Demand for summer citrus, in general, has continued to increase during the past decade, and importers say they also don’t see that waning any time soon.
“The volume of summer citrus imports continues to grow each year, and demand has grown along with it,” said Kim Flores, marketing manager for Vero Beach, Fla.-based Seald Sweet International. “Since the beginning of the Southern Hemisphere/summer citrus program in the late 1990s, we’ve seen the volumes of summer citrus imports into the U.S. quadruple.
“Demand for mandarins, clementines and the easy-peel category has continually grown tremendously, especially over the last several years.
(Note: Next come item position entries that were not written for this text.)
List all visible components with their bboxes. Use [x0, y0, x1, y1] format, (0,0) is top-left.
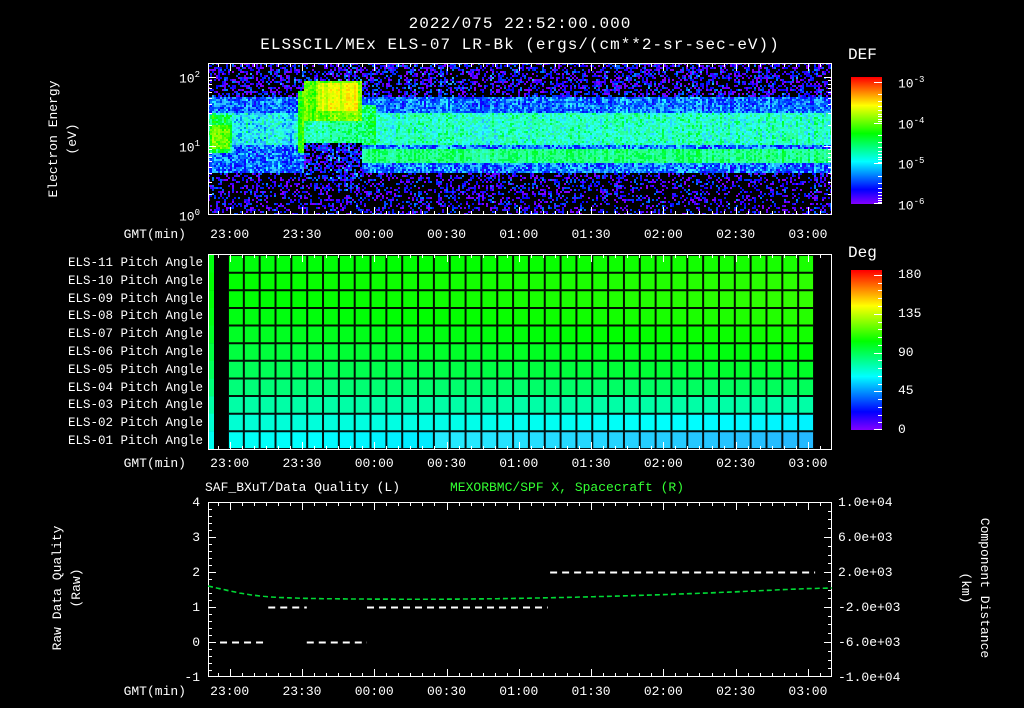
- bottom-left-axis-label: Raw Data Quality (Raw): [48, 488, 92, 688]
- pitch-row-label: ELS-05 Pitch Angle: [67, 362, 203, 377]
- electron-energy-spectrogram: [208, 63, 832, 215]
- def-tick-label: 10-5: [898, 156, 925, 173]
- quality-distance-plot: [208, 502, 832, 677]
- def-tick-label: 10-4: [898, 115, 925, 133]
- pitch-row-label: ELS-06 Pitch Angle: [67, 345, 203, 359]
- x-tick-label: 02:00: [643, 456, 683, 471]
- x-tick-label: 01:00: [499, 456, 539, 471]
- distance-tick-label: 2.0e+03: [838, 565, 893, 580]
- bottom-left-axis-label-line1: Raw Data Quality: [50, 525, 65, 651]
- x-tick-label: 00:30: [427, 684, 467, 699]
- deg-colorbar: [851, 270, 882, 430]
- pitch-row-label: ELS-08 Pitch Angle: [67, 309, 203, 324]
- x-tick-label: 01:00: [499, 227, 539, 242]
- bottom-right-axis-label-line2: (km): [958, 572, 973, 604]
- distance-tick-label: -6.0e+03: [838, 635, 901, 650]
- pitch-angle-grid: [208, 254, 832, 450]
- quality-tick-label: 1: [192, 600, 200, 615]
- x-tick-label: 23:00: [210, 456, 250, 471]
- gmt-axis-label: GMT(min): [123, 227, 186, 242]
- gmt-axis-label: GMT(min): [123, 684, 186, 699]
- x-tick-label: 00:30: [427, 227, 467, 242]
- def-tick-label: 10-3: [898, 74, 925, 92]
- x-tick-label: 00:00: [354, 684, 394, 699]
- quality-tick-label: -1: [184, 670, 200, 685]
- x-tick-label: 01:30: [571, 456, 611, 471]
- pitch-row-label: ELS-04 Pitch Angle: [67, 380, 203, 395]
- bottom-right-axis-label: Component Distance (km): [950, 478, 994, 698]
- pitch-row-label: ELS-01 Pitch Angle: [67, 434, 203, 449]
- x-tick-label: 03:00: [788, 227, 828, 242]
- bottom-title-right: MEXORBMC/SPF X, Spacecraft (R): [450, 480, 685, 495]
- pitch-row-label: ELS-03 Pitch Angle: [67, 398, 203, 413]
- x-tick-label: 00:00: [354, 456, 394, 471]
- energy-tick-label: 102: [178, 70, 200, 87]
- page-title: 2022/075 22:52:00.000: [408, 15, 632, 33]
- spectrogram-y-axis-label: Electron Energy (eV): [44, 59, 88, 219]
- distance-tick-label: 1.0e+04: [838, 495, 893, 510]
- quality-tick-label: 3: [192, 530, 200, 545]
- x-tick-label: 02:30: [716, 456, 756, 471]
- gmt-axis-label: GMT(min): [123, 456, 186, 471]
- x-tick-label: 01:30: [571, 684, 611, 699]
- x-tick-label: 02:00: [643, 684, 683, 699]
- quality-tick-label: 0: [192, 635, 200, 650]
- pitch-row-label: ELS-07 Pitch Angle: [67, 327, 203, 342]
- pitch-row-label: ELS-09 Pitch Angle: [67, 291, 203, 306]
- distance-tick-label: -2.0e+03: [838, 600, 901, 615]
- x-tick-label: 03:00: [788, 684, 828, 699]
- deg-tick-label: 45: [898, 383, 914, 399]
- def-tick-label: 10-6: [898, 197, 925, 214]
- deg-tick-label: 135: [898, 305, 922, 321]
- energy-tick-label: 100: [178, 208, 200, 225]
- x-tick-label: 23:00: [210, 227, 250, 242]
- distance-tick-label: -1.0e+04: [838, 670, 901, 685]
- x-tick-label: 03:00: [788, 456, 828, 471]
- x-tick-label: 23:00: [210, 684, 250, 699]
- spectrogram-y-axis-label-line2: (eV): [65, 123, 80, 155]
- x-tick-label: 23:30: [282, 227, 322, 242]
- plot-subtitle: ELSSCIL/MEx ELS-07 LR-Bk (ergs/(cm**2-sr…: [260, 36, 780, 54]
- x-tick-label: 02:30: [716, 227, 756, 242]
- x-tick-label: 23:30: [282, 684, 322, 699]
- deg-colorbar-title: Deg: [848, 244, 877, 262]
- x-tick-label: 01:00: [499, 684, 539, 699]
- x-tick-label: 00:30: [427, 456, 467, 471]
- energy-tick-label: 101: [178, 139, 200, 156]
- pitch-row-label: ELS-10 Pitch Angle: [67, 273, 203, 288]
- def-colorbar-title: DEF: [848, 46, 877, 64]
- bottom-title-left: SAF_BXuT/Data Quality (L): [205, 480, 401, 495]
- deg-tick-label: 180: [898, 267, 922, 282]
- pitch-row-label: ELS-02 Pitch Angle: [67, 416, 203, 431]
- deg-tick-label: 0: [898, 422, 906, 438]
- x-tick-label: 02:00: [643, 227, 683, 242]
- distance-tick-label: 6.0e+03: [838, 530, 893, 545]
- x-tick-label: 00:00: [354, 227, 394, 242]
- def-colorbar: [851, 77, 882, 204]
- x-tick-label: 23:30: [282, 456, 322, 471]
- quality-tick-label: 2: [192, 565, 200, 580]
- deg-tick-label: 90: [898, 344, 914, 360]
- spectrogram-y-axis-label-line1: Electron Energy: [46, 80, 61, 198]
- x-tick-label: 02:30: [716, 684, 756, 699]
- bottom-right-axis-label-line1: Component Distance: [977, 517, 992, 659]
- x-tick-label: 01:30: [571, 227, 611, 242]
- bottom-left-axis-label-line2: (Raw): [69, 568, 84, 608]
- pitch-row-label: ELS-11 Pitch Angle: [67, 255, 203, 270]
- quality-tick-label: 4: [192, 495, 200, 510]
This is the growth commodity of the citrus category.”
Seald Sweet imports citrus, including navels and mandarins, from South Africa, Chile, Peru, Uruguay and Australia.
Nearly a decade in the making, Seald Sweet finally gained access for Uruguayan citrus to enter the U.S. market last season, when they imported a limited volume as test shipments.
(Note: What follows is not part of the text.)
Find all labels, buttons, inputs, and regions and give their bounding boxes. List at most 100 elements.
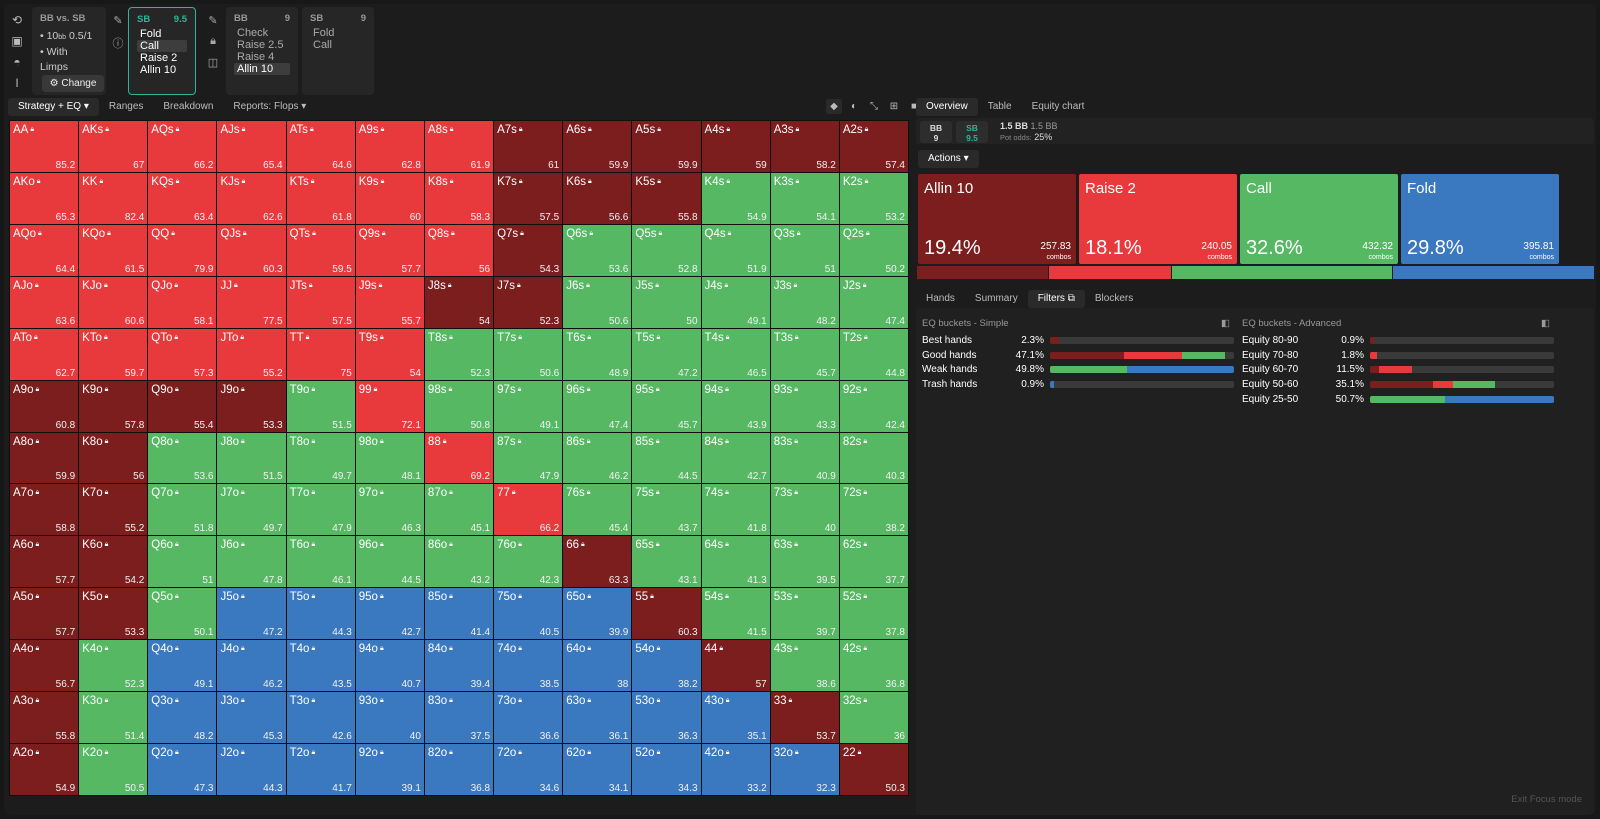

“The quality of citrus from Uruguay is outstanding, and the availability of certain commodities nicely complements our existing lines of high-quality citrus from other regions,” Flores said.
This year, the grower-packer hopes to increase shipments.
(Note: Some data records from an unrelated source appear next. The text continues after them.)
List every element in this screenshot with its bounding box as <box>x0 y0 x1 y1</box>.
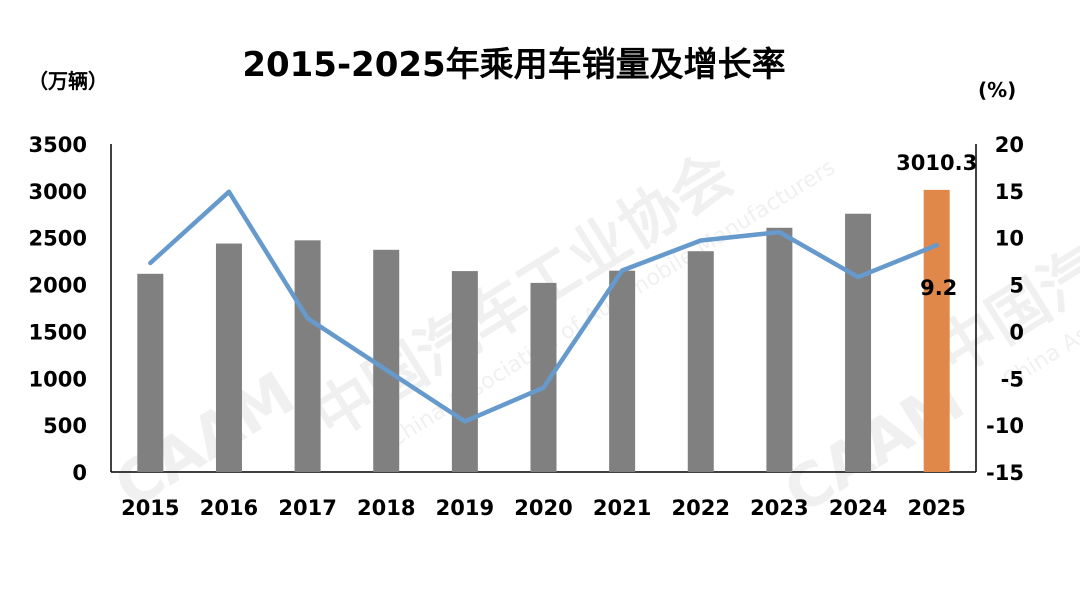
chart-title: 2015-2025年乘用车销量及增长率 <box>242 45 785 85</box>
x-tick-label: 2017 <box>278 496 336 520</box>
bar-2021 <box>609 271 635 472</box>
x-axis: 2015 2016 2017 2018 2019 2020 2021 2022 2023 2024… <box>121 496 966 520</box>
bar-data-label: 3010.3 <box>896 151 977 175</box>
right-tick-label: -10 <box>986 414 1024 438</box>
left-tick-label: 3000 <box>29 180 87 204</box>
bar-2025 <box>924 190 950 472</box>
right-tick-label: 10 <box>995 227 1024 251</box>
x-tick-label: 2019 <box>436 496 494 520</box>
bar-2023 <box>766 228 792 472</box>
bar-2024 <box>845 214 871 472</box>
right-tick-label: 15 <box>995 180 1024 204</box>
x-tick-label: 2023 <box>750 496 808 520</box>
bar-2019 <box>452 271 478 472</box>
bar-2018 <box>373 250 399 472</box>
left-tick-label: 2500 <box>29 227 87 251</box>
x-tick-label: 2024 <box>829 496 887 520</box>
right-tick-label: 5 <box>1009 274 1024 298</box>
left-tick-label: 2000 <box>29 274 87 298</box>
right-axis-unit: (%) <box>978 78 1016 102</box>
right-tick-label: 0 <box>1009 320 1024 344</box>
left-tick-label: 1000 <box>29 367 87 391</box>
left-tick-label: 3500 <box>29 133 87 157</box>
right-tick-label: -5 <box>1001 367 1024 391</box>
left-axis-unit: （万辆） <box>28 69 108 93</box>
x-tick-label: 2025 <box>907 496 965 520</box>
right-tick-label: -15 <box>986 461 1024 485</box>
x-tick-label: 2022 <box>672 496 730 520</box>
x-tick-label: 2020 <box>514 496 572 520</box>
x-tick-label: 2015 <box>121 496 179 520</box>
x-tick-label: 2021 <box>593 496 651 520</box>
left-tick-label: 500 <box>43 414 87 438</box>
x-tick-label: 2018 <box>357 496 415 520</box>
bar-2015 <box>137 274 163 472</box>
bar-2022 <box>688 251 714 472</box>
bar-2017 <box>295 240 321 472</box>
right-tick-label: 20 <box>995 133 1024 157</box>
left-axis: 0 500 1000 1500 2000 2500 3000 3500 <box>29 133 87 485</box>
watermark-cn: 中国汽车工业协会 <box>301 139 745 453</box>
x-tick-label: 2016 <box>200 496 258 520</box>
bar-2016 <box>216 244 242 472</box>
left-tick-label: 1500 <box>29 320 87 344</box>
left-tick-label: 0 <box>72 461 87 485</box>
line-data-label: 9.2 <box>920 276 957 300</box>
Also a first last season was bringing citrus from the Mildura region of Australia through the port of Long Beach, Calif. It worked so well that Seald Sweet plans to increase the program substantially this year, said Dave Brocksmith, Australia category manager.
If the weather holds, DNE World Fruit Sales LLC, Fort Pierce, Fla., expects an increase in South African clementines and grapefruit this season, said Kathy Hearl, marketing promotions manager. Volumes of South African navels and red-flesh cara cara oranges should be similar to last year.
Chilean shipments of clementines started a couple of weeks earlier than last year and should have volumes similar to slightly higher than last season. Late Murcott tangor volume should be up while Chilean navels should be similar to slightly less than last year, she said.
But the grower-packer expects to see slightly fewer tangerines and minneolas and about the same volume of navels from Australia this season. Aussie Sweet mandarin volumes should be higher than last year.
Australian citrus producers nationwide have reported good growing conditions, with summer heat that promoted higher sugars and lower acidity, said Andrew Harty, market development manager, and Nathan Hancock, manager of market information and quality, both of Citrus Australia Ltd., Queensland.
Navels are running about one size down from last season, peaking at 72 and 88. But there won’t be a shortage of the larger-sized 56s for the U.S. program, they said in an e-mail.
Afourer tangor, a close relative of the mandarin, is peaking between 64-88, which is an ideal size for the U.S. market, Harty and Hancock said. Overall, growers down under expect a similar-sized orange program as last year — about 550 40-foot containers, with about 95% of those being navels. Included will be the new navel variety M7 and cara cara navel.
Southern hemisphere citrus faces heavy competition from other summer fruit, such as stone fruit, grapes, melons and apples. So Hearl said it’s important for retailers to be well informed of promotional opportunities. They also should advertise citrus regularly to keep it front of mind with consumers and create themed ads, such as back to school in August.
Point-of-sale materials and in-store sampling can be used to help educate consumers about imported citrus, she said.